Congress shall make no law . . . abridging . . . the right of the people . . . to petition the government for a redress of grievances.
--First Amendment to the Constitution
The parasite economy is a disease that has benefitted only the lawyers, lobbyists and politicians who have flourished as the sickness spreads. . . . [I]t absorbs not only financial capital but human capital as well. . . . Like ticks on a hound, the lawyering and lobbying classes are sucking billions from the economy that might otherwise be used for productive investment.
-- Jonathan Rauch
The private sector is the third force, after the executive and legislative branches, determining the course of U.S. international economic policymaking. Through a variety of communications techniques, the private sector (a term that includes both domestic and foreign interests) is organized to transmit to the U.S. government a steady stream of partisan viewpoints.

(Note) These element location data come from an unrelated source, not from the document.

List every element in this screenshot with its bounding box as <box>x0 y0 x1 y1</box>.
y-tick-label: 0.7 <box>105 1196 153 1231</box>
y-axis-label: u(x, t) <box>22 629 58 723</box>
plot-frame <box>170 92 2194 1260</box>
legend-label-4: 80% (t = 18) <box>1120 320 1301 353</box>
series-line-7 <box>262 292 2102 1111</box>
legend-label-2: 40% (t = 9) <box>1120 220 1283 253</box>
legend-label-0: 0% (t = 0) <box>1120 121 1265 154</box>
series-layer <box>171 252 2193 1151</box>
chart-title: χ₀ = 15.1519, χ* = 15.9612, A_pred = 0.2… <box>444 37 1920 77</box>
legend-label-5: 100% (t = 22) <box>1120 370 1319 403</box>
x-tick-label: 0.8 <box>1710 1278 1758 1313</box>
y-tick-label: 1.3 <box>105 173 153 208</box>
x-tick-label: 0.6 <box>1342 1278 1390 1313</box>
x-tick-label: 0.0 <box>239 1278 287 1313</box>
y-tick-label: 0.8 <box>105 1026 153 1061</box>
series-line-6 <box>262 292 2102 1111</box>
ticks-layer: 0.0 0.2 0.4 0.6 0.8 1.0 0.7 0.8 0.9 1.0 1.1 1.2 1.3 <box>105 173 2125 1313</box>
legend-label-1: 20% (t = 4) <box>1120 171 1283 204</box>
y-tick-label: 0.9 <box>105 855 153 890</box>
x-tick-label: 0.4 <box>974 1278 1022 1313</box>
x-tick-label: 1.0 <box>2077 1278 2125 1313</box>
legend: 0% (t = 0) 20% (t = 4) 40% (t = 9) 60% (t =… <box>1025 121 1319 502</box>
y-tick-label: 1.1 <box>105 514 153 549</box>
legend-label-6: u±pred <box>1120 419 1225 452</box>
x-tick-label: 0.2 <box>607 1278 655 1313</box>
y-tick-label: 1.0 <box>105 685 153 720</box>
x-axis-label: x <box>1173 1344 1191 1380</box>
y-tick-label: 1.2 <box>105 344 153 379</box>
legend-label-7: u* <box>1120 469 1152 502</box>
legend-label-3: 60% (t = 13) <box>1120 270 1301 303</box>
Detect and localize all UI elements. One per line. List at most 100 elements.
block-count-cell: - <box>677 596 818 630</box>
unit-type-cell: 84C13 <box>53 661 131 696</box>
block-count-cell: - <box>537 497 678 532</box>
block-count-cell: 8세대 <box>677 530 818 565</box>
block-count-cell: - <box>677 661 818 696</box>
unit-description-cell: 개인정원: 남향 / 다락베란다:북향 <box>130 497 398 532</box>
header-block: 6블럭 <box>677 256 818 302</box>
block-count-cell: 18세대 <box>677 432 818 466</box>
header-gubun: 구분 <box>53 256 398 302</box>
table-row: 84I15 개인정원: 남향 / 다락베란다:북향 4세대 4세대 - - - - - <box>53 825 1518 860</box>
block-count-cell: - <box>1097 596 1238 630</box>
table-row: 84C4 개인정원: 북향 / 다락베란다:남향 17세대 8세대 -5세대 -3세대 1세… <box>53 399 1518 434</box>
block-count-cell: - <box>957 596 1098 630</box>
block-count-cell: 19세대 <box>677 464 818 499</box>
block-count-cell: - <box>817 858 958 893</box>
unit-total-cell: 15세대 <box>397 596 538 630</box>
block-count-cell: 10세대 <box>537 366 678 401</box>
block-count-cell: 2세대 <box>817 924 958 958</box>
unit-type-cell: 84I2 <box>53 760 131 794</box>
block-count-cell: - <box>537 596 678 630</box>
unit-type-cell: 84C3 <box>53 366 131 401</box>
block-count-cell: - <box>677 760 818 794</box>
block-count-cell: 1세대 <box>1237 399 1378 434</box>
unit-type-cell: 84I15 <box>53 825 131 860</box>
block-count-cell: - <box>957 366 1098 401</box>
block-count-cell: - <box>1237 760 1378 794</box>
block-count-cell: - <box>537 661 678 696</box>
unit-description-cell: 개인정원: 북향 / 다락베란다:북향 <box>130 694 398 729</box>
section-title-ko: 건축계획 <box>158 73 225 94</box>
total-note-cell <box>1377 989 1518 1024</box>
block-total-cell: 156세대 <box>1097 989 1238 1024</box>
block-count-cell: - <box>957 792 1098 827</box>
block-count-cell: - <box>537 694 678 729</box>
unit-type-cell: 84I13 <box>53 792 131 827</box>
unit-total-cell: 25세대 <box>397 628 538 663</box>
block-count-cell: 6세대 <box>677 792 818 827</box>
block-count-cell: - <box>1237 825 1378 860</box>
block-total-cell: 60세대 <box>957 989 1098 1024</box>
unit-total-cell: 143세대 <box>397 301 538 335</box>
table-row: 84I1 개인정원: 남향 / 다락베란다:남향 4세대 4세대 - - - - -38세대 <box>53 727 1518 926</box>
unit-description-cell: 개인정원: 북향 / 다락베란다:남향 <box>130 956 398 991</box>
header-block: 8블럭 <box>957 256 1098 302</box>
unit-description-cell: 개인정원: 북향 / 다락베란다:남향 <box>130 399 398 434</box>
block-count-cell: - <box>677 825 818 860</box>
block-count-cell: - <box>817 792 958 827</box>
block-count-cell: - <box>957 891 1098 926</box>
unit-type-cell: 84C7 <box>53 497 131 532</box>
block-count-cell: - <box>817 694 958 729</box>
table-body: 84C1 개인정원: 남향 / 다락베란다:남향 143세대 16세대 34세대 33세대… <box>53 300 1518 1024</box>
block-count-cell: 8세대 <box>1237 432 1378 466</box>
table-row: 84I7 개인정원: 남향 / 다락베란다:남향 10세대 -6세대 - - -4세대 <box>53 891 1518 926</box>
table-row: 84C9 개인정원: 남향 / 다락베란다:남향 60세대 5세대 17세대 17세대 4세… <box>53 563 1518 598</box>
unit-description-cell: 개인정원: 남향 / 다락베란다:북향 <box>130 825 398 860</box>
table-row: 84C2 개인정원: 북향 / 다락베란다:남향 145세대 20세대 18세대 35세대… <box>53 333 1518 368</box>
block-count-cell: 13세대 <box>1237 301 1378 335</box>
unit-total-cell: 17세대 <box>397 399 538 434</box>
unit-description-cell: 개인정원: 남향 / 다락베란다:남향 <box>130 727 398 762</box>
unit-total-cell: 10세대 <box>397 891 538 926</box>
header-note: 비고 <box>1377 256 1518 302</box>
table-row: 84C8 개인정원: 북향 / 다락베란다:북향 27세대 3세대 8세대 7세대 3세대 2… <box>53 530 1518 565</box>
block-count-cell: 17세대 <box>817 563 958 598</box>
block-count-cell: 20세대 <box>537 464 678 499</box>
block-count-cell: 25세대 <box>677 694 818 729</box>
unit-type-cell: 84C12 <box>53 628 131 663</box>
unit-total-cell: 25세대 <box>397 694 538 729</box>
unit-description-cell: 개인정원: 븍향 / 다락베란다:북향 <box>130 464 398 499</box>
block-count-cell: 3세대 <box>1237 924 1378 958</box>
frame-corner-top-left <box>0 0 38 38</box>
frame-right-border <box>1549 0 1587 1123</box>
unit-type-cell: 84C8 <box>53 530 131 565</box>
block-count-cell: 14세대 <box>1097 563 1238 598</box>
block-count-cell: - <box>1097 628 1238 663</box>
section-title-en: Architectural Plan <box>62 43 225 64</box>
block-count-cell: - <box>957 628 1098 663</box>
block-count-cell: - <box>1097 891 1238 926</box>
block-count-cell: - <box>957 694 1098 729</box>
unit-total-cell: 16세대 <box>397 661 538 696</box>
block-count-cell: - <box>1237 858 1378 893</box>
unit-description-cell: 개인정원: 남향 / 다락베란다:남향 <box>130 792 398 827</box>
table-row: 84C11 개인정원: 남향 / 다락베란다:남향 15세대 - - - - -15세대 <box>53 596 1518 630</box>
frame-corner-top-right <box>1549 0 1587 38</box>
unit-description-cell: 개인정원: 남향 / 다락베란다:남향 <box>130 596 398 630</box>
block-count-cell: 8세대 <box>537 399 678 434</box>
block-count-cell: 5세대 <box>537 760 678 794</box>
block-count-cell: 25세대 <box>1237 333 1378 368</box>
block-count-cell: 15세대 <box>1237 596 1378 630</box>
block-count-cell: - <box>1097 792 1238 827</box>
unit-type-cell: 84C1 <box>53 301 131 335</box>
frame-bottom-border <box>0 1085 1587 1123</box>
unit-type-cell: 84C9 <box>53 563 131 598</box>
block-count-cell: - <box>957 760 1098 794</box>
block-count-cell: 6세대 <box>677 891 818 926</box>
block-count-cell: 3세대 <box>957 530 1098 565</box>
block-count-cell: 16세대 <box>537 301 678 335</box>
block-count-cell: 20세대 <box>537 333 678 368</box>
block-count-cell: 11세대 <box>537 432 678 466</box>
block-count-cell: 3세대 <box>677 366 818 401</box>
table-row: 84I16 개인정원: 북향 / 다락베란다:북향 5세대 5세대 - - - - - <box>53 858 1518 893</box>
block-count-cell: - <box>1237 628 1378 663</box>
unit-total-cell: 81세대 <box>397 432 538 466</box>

Interest group advocacy seeks enactment or retention of policies that promote someone's economic interests or philosophical values. Given the fact that much international economic policy is made for the purpose of affecting the ways in which the private economy interacts with the world economy, there is nothing inherently inappropriate about the private sector speaking up and making demands. Since there are at least two sides--and, therefore, at least two policy options--to almost every major international economic problem, articulations of different viewpoints, no matter how self-serving, are legitimate and often useful.
Input from the private sector is not only appropriate, it is also voluminous.